Newcastle fans have had to endure some pretty torrid times of late, as their club spiraled through a series of events that would try the patience of even the most dedicated of followers. A slip from Champions League status of the early 2000’s to eventual relegation in 2009, has created a sense of disappointment in the north-east, which hasn’t been helped by the reign of owner, Mike Ashley.
Ashley secured the club in 2007, ousting Sir John Hall and Freddie Shepherd, who had seen the the outfit fall under increasing financial difficulty. The millionaire entrepreneur, who made his fortune in the sports clothing business, was faced with the task of stabalising a club running at an unsustainable level, while achieving on field success. A tough proposition for anybody. Immediately an unpopular choice, due to his south of England roots, Ashley’s cause was not aided by a series of managerial dismissals and relegation, which saw the Magpies drop out of the top flight for the first time since the early 1990’s.

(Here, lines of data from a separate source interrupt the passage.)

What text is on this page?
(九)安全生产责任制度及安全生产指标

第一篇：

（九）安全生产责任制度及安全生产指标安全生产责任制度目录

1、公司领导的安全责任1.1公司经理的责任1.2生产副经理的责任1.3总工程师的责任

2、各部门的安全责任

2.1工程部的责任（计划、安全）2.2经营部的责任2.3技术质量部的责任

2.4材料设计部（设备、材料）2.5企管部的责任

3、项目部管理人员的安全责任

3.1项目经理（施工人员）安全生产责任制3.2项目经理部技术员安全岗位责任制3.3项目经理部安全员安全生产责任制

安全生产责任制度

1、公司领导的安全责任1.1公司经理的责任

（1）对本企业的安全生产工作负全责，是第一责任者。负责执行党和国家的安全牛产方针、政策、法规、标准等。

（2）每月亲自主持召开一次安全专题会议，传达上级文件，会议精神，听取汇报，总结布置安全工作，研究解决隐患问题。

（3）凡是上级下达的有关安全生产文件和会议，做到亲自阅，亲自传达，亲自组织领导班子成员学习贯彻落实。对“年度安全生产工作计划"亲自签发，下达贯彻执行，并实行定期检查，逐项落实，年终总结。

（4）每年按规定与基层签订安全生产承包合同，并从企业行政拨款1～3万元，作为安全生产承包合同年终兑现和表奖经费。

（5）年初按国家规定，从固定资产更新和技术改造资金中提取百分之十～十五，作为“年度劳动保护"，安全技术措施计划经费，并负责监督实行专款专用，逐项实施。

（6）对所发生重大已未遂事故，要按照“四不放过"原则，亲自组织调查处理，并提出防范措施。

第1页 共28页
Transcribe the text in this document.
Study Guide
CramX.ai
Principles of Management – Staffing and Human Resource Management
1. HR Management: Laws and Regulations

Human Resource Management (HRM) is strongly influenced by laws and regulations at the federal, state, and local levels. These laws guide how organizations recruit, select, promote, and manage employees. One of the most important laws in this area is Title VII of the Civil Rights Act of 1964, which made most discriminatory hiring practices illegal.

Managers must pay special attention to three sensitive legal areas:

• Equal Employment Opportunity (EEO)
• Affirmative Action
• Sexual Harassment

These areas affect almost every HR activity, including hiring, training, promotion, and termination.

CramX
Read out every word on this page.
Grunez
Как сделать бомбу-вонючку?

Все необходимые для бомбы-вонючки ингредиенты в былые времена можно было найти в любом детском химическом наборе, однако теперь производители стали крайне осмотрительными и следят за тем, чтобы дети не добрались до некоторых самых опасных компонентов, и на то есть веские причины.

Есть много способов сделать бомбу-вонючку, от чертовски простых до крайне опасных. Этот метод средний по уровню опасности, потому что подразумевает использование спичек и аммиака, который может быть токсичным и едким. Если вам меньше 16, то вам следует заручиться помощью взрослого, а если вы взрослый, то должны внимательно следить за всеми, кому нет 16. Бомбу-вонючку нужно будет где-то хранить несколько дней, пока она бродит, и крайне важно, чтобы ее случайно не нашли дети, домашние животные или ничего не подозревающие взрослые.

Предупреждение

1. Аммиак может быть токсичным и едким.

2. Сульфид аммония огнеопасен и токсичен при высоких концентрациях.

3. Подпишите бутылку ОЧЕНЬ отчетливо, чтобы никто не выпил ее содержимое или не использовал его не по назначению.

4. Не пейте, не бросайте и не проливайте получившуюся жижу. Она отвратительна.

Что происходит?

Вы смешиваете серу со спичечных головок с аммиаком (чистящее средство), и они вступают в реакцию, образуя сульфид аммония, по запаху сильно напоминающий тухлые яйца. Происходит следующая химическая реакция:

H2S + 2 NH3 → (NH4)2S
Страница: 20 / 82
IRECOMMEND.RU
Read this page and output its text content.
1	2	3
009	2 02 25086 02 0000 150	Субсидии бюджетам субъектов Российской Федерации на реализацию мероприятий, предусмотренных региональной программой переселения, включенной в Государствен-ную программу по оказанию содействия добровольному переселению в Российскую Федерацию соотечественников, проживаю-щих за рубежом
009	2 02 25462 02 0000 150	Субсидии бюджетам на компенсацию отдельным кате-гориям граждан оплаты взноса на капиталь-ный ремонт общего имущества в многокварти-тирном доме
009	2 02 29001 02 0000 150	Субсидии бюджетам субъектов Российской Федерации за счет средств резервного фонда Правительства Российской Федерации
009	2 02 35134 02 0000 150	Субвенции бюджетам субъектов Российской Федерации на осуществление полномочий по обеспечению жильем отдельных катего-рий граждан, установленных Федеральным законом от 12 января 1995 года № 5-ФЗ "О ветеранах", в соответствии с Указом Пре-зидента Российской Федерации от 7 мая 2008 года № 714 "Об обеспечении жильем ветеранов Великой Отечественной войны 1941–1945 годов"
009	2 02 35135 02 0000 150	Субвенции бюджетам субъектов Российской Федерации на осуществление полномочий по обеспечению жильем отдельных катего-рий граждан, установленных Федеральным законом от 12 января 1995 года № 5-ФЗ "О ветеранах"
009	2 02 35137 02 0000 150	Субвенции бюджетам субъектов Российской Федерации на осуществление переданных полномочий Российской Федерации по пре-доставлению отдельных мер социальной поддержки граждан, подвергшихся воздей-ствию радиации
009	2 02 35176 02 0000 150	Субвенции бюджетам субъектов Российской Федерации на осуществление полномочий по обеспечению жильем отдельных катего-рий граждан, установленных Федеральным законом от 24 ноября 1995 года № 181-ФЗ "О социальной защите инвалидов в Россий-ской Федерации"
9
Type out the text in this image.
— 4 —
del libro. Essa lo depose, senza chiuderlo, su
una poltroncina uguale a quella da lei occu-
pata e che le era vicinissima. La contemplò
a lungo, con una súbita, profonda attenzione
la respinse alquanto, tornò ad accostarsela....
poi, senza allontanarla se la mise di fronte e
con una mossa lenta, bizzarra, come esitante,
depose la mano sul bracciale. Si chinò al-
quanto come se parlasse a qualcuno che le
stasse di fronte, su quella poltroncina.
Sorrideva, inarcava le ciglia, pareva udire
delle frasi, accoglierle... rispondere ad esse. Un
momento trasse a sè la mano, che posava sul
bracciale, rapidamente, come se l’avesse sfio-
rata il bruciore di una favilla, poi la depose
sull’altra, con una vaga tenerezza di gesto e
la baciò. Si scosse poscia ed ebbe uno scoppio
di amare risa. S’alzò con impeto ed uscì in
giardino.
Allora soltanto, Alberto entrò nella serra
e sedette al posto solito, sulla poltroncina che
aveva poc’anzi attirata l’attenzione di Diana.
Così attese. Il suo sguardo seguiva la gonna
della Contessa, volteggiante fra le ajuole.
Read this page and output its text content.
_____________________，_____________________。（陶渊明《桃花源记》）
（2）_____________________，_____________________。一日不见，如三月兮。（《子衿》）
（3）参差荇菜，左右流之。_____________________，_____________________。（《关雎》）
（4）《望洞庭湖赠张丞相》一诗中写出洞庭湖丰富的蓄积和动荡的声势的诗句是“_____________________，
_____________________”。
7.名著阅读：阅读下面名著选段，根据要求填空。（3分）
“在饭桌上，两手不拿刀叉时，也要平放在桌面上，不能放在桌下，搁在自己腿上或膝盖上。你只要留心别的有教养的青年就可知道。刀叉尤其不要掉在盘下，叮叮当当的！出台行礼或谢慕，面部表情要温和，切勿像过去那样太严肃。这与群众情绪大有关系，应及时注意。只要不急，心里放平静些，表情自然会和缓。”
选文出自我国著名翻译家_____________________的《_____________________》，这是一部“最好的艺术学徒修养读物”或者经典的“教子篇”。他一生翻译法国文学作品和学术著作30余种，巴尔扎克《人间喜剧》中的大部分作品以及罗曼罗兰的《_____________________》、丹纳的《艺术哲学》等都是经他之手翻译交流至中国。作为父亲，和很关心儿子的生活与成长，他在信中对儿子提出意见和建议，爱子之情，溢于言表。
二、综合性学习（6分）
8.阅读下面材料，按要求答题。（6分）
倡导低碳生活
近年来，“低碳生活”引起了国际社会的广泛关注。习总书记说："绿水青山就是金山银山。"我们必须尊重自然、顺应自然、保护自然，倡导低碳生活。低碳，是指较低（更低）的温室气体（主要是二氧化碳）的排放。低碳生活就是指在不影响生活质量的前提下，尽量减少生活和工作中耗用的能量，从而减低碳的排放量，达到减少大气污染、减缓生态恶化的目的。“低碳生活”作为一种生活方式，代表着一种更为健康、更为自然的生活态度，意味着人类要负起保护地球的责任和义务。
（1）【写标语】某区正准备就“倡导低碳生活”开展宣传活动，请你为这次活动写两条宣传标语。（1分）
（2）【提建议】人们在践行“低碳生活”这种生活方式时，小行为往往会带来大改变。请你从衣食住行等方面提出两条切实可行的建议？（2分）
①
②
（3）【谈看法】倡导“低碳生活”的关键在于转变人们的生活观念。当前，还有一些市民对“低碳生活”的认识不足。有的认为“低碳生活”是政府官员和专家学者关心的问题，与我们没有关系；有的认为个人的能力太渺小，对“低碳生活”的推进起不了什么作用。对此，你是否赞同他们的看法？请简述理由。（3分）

An immediate return and subsequent Premier League safety have done little to build a relationship between owner and fans, as the club has lurched between off-field disasters ever since. However, there may be cause for optimism, after latest figures suggest that financial plans for the club may finally be paying dividends, as the sides annual turnover rose by a staggering 69% for 2011. The £35 million received for Andy Carroll may warp this figure somewhat, but the stringent financial beliefs of the club led to minimal investment of this sum in first team affairs. Initially this angered fans, but as their club look on track to become one of few footballing establishments in England to be near running in the black, maybe it’s time to give credit where it is due. Managing director Derek Llambias was particularly pleased with the results of the latest readings:
“The financial results for the year ending June 2011 are extremely strong,” he told the Guardian.
“We can now count ourselves among the very few clubs across the UK and Europe who are operating at close to break even. What is particularly pleasing is that we have achieved this whilst also ensuring we have a strong squad sitting firmly in the top third of the table and currently pushing for a European place.
“Mike Ashley continues to provide loans totalling £140m interest-free, for which we are extraordinarily fortunate. Once again, Mike has not taken any money out of the club.”
The Toon made a loss of just £3.9 million across the last financial year with turnover rising to just shy of £90 million. Wage payments account for just over 60% of financial action, a considerable decline from previously unsustainable figures in the region of 80%,which when factored in with drops in running costs, makes for positive reading for all involved. This change for the club shows that for all the criticism received, Ashley has actually had the best interests of Newcastle at the forefront of his thoughts, altering the lavish spending based on European qualification for a more realistic approach.
The days of large wages and transfer fees may be a thing of the past, as the club switch from the pursuits of big names such as Michael Owen and the wages they demand, to the likes of Demba Ba and Yohan Cabaye, for much more modest outlay. Factors including bonuses and image rights for players have also been reduced, keeping the spending to a minimum, and aiding the off-field running of the club.
Despite the positive nature of Newcastle as it stands, any drop-off in performances could once again raise questions over Ashley’s tenure at the club. However for now let’s send some praise to the much criticized owner, as in a world of spiraling debt and administration; it’s a relief to see a football club being run in the right fashion.